Eser, Camus'un en önemli kitapları arasında gösterilir.Kurgusu oldukça basit olmasına rağmen birçok dile çevrilmiştir. Günümüzde halen en çok okunanlar listesinde kendine yer bulmuştur.
Kitap, kalabalıklara ve onların kalıplaşmış davranışlarına bir başkaldırı niteliğindedir.Aynı zamanda yazar, duygulara, topluma, hayata ve insanın kendisine yabancılaşması sürecini işler. Bu yabancılaşma zamanla insanı hissizliğe ve umursamazlığa götürür. Bu hissizlik kahraman Meursault'un şu sözlerinde gizlenmiş gibidir:
"Bugün annem öldü.Belki de dün, bilmiyorum. Bakımevi'nden bir telgraf aldım."
Bu sözlerle başlayan kitap, okuru adeta buz kütlesine döndürür.Tereddüt ettirir,romana karşı iştahlandırır. Bu anlamda Camus'u tebrik etmek gerekir ki kitap daha ilk sayfadan okuru içine çekmiştir. İlerleyen sayfalar, sorgulayan ,yaşadığı toplumu ve maddeleşen insanı eleştiren her insanın seveceği cinstendir.

Meursault, yaşadığı toplumun kalıplaşmış davranışlarını kabullenmeyen, herkesin doğru kabul ettiği durumları yadırgayan bir kahramandır.Bu sebeple her şeye yabancıdır.Bu yabancılaşma aslında Albert Camus'nün de savunduğu varoluşun ta kendisinedir. Kahraman zamanla, yaşadığı tüm olumlu veya olumsuz durumlara duyarsızlaşır.Ona göre hayat kocaman bir "saçma"dır. Bu "saçma" kavramı zaten varoluşçuluk akımının önemli bir tezidir. Kahramanın ölümüne değin bu duyarsızlık ve "absürdizm" devam eder.
Kitaptaki yabancılaşma, bize Batı'nın her zaman geri plana attığı manevi dinamiklerin eksikliğini de anımsatır. Çünkü kahraman Meursault toplumdan, gelenekten, geçmişten ve sağlam bir aile yapısından mahrumdur.
Kitaptan alıntı cümleler:
“Ama ben o kadar karanlığım ki senin karanlığın benim ulaşabileceğim tek aydınlık.”

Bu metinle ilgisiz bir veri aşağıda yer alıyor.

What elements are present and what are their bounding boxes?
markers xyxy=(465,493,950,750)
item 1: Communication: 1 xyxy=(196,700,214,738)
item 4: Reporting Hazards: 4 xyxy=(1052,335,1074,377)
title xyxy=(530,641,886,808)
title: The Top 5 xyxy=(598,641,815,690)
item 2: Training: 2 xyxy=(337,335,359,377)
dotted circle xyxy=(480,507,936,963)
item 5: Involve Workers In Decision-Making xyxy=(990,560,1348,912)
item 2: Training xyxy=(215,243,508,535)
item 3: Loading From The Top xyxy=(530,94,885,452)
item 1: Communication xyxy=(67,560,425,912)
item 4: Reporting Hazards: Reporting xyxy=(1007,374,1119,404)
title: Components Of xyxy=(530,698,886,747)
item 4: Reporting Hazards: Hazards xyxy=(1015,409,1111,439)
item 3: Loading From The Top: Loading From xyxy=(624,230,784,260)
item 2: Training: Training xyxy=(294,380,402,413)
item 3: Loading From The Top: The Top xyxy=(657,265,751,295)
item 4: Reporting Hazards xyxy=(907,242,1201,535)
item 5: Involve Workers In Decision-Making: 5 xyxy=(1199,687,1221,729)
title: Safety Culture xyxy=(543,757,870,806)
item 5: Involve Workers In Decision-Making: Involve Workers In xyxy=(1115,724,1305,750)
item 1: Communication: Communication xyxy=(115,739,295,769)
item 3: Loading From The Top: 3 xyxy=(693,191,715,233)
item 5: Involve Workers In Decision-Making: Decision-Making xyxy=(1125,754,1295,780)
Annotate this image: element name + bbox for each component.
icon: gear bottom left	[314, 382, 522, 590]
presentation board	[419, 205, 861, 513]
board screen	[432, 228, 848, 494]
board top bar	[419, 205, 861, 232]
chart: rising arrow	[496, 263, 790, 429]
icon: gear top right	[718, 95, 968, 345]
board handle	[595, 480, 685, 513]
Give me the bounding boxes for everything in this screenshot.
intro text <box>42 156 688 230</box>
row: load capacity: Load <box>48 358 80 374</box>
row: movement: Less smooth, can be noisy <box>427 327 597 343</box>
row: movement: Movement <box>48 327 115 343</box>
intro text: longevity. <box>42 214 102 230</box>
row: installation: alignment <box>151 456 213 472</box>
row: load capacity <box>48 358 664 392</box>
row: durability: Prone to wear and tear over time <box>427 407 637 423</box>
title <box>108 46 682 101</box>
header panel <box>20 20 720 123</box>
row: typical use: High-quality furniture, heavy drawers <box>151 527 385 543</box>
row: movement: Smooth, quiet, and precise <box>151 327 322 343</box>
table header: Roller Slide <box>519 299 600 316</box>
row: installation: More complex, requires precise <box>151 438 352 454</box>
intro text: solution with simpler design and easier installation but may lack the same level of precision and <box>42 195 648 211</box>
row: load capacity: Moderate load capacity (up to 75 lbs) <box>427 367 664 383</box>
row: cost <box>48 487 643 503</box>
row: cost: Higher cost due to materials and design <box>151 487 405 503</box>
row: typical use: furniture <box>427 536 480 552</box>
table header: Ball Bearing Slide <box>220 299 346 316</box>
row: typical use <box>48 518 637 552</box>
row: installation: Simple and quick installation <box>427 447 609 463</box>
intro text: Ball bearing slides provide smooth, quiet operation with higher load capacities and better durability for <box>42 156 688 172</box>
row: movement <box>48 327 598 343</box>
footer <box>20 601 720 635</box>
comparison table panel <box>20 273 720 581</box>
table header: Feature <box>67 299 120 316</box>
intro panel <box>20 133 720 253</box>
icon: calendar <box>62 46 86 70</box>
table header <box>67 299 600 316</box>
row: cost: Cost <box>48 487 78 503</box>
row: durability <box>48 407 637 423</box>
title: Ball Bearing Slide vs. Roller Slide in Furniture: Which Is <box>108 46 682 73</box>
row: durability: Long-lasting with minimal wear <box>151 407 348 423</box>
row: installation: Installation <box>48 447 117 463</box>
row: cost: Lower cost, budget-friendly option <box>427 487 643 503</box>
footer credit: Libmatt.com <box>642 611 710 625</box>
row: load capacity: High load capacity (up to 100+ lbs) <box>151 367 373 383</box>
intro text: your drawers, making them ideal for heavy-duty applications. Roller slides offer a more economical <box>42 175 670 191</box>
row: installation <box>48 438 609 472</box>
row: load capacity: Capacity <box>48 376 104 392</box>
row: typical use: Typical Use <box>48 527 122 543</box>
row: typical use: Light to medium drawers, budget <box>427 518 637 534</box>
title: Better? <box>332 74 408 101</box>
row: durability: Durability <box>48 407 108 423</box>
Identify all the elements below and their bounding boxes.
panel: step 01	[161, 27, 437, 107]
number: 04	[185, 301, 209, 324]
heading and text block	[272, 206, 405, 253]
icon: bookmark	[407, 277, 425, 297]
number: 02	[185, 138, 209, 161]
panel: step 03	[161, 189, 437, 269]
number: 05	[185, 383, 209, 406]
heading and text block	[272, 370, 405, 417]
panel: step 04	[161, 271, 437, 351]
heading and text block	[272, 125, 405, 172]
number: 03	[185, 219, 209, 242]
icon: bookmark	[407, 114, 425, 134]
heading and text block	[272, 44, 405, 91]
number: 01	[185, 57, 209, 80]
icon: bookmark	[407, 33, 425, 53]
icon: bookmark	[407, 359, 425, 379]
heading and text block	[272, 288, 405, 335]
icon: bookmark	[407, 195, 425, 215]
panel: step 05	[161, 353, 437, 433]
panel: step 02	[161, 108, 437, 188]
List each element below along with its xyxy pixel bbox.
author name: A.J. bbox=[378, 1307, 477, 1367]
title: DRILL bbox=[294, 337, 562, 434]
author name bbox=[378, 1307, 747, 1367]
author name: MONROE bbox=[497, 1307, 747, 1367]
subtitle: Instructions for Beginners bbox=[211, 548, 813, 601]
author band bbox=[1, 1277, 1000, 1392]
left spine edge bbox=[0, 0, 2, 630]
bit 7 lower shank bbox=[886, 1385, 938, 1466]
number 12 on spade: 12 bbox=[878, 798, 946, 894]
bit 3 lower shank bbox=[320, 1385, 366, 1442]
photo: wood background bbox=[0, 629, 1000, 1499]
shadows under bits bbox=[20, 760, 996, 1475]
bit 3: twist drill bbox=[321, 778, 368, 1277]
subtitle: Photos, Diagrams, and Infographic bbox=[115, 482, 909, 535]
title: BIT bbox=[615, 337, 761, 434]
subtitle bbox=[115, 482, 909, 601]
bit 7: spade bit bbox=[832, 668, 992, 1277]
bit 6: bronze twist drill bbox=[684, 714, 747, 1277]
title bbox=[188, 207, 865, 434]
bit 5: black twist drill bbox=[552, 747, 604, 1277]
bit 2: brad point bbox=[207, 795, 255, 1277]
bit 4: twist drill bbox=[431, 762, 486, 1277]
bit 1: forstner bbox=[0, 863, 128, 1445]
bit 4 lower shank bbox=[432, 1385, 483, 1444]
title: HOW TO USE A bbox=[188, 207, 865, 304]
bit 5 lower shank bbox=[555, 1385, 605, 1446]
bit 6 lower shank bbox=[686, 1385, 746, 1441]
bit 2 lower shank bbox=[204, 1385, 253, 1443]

"Çığlıklar, sakat kalan ruhların ninnileriydi. Ölüm, sayıklamaları..."
"Sessizlik... Aramızda her daim geçerli olan bir alfabeydi sessizlik."
"Fakat şunu unutuyorsun. İnsanlar yıldızlar gibidir. Biri yok olur gider ama diğer tüm yıldızlar ışıldamaya devam eder."
"Öyle bir çıkmazın içindeydim ki boğazıma kadar çaresizliğe batmıştım,içimden ağlamak bile gelmiyordu."
"Vaktimin geri kalan kısmını oldukça iyi idare ediyorum. O zaman sık sık düşünüyor ve içimden: beni kuru bir ağaç kovuğunda yaşamaya zorlasalardı da gökyüzüne bakmaktan başka bir işim olmasaydı, yavaş yavaş buna da alışır giderdim, diyordum."